" Du pain et des roses "
Le 8 mars 2009 prendra cette année dans le monde une résonance
particulière. Ce sera l’occasion certes de réfléchir sur la longue
marche des femmes dans leur lutte pour l’égalité des chances et
l’équité des genres. Ce sera aussi l’occasion de prendre acte de la
vacuité d’un certain modèle égoïste d’accumulation et de faire place
enfin à des idées novatrices pour changer la vie et les rapports
humains sur notre planète fragilisée.
D’Olympe de Gourges à Annie Lo
Pizzo en passant par Mother Jones, pour ne citer que quelques figures
emblématiques, le mouvement mondial des femmes porte en germe un projet
de société à jamais différé et marginalisé par un certain ordre du
monde figé dans ses certitudes hiérarchiques et matérielles.
La
crise actuelle est le moment ou jamais de réfléchir non seulement à des
formes plus soft de croissance, mais surtout d’innover sur le plan
d’une nouvelle éthique du travail et des relations inter-personnelles.
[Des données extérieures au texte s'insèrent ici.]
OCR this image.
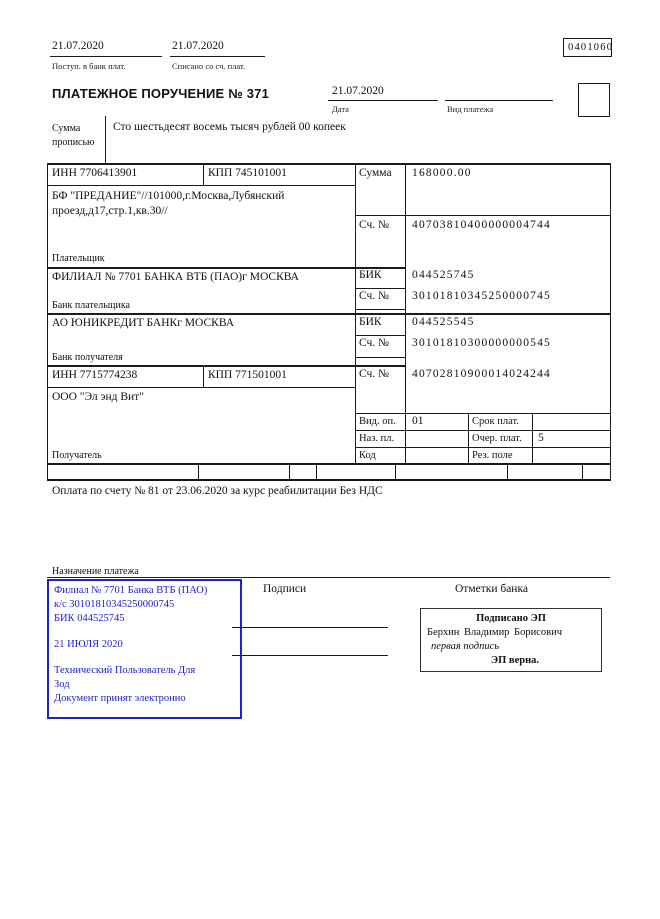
21.07.2020
Поступ. в банк плат.
21.07.2020
Списано со сч. плат.
0401060
ПЛАТЕЖНОЕ ПОРУЧЕНИЕ № 371	21.07.2020
Дата	Вид платежа
Сумма
прописью
Сто шестьдесят восемь тысяч рублей 00 копеек
ИНН 7706413901	КПП 745101001
БФ "ПРЕДАНИЕ"//101000,г.Москва,Лубянский проезд,д17,стр.1,кв.30//
Плательщик
ФИЛИАЛ № 7701 БАНКА ВТБ (ПАО)г МОСКВА
Банк плательщика
АО ЮНИКРЕДИТ БАНКг МОСКВА
Банк получателя
ИНН 7715774238	КПП 771501001
ООО "Эл энд Вит"
Получатель
Сумма 168000.00
Сч. № 40703810400000004744
БИК	044525745
Сч. № 30101810345250000745
БИК	044525545
Сч. № 30101810300000000545
Сч. № 40702810900014024244
Вид. оп. 01	Срок плат.
Наз. пл.	Очер. плат. 5
Код	Рез. поле
Оплата по счету № 81 от 23.06.2020 за курс реабилитации Без НДС
Назначение платежа
Филиал № 7701 Банка ВТБ (ПАО)
к/с 30101810345250000745
БИК 044525745
21 ИЮЛЯ 2020
Технический Пользователь Для
Зод
Документ принят электронно
Подписи	Отметки банка
Подписано ЭП
Берхин Владимир Борисович
первая подпись
ЭП верна.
De se doter d’une nouvelle morale en ces temps d’épuisement des valeurs
dans nos sociétés trop longtemps dominées par la logique du plus fort
et des égoïsmes totalisants. La crise s’accompagne certes de grandes
peurs et un dernier rapport d’un groupe d’experts européens est venu
nous mettre en garde contre des risques d’émeutes et de guerres civiles
au sein même des pays les plus avancés. Mais elle peut être aussi
l’occasion d’opportunités nouvelles et de manifestation triomphante de
la créativité humaine pour de nouvelles utopies politiques et
écologiques, loin du réalisme écrasant du tout marché ou du
paternalisme paralysant d’un quelconque État Léviathan paré des
couleurs affriolantes d’un « socialisme » d’autant plus ludique que
fantasmé.
Il est sûrement venu le temps des ruptures et le processus
historique participe de crises de croissance et d’arrachement au connu
pour évoluer vers des formes innovantes qui ne manqueront pas de
rentrer en conflit avec les forces puissantes du statu quo qui
travaillent déjà à l’endiguement des énergies novatrices.
La «
marche mondiale des femmes » appartient à ces facteurs qui peuvent
peser sur les changements à venir en libérant, avec le support des
hommes amis du progrès, plus de la moitié d’une humanité enchaînée par
des préjugés millénaires et têtus. La violence et le harcèlement moral
et ou sexuel constitue une constante qui continue d’avilir et de «
trivialiser » les relations entre les sexes sur tous les continents.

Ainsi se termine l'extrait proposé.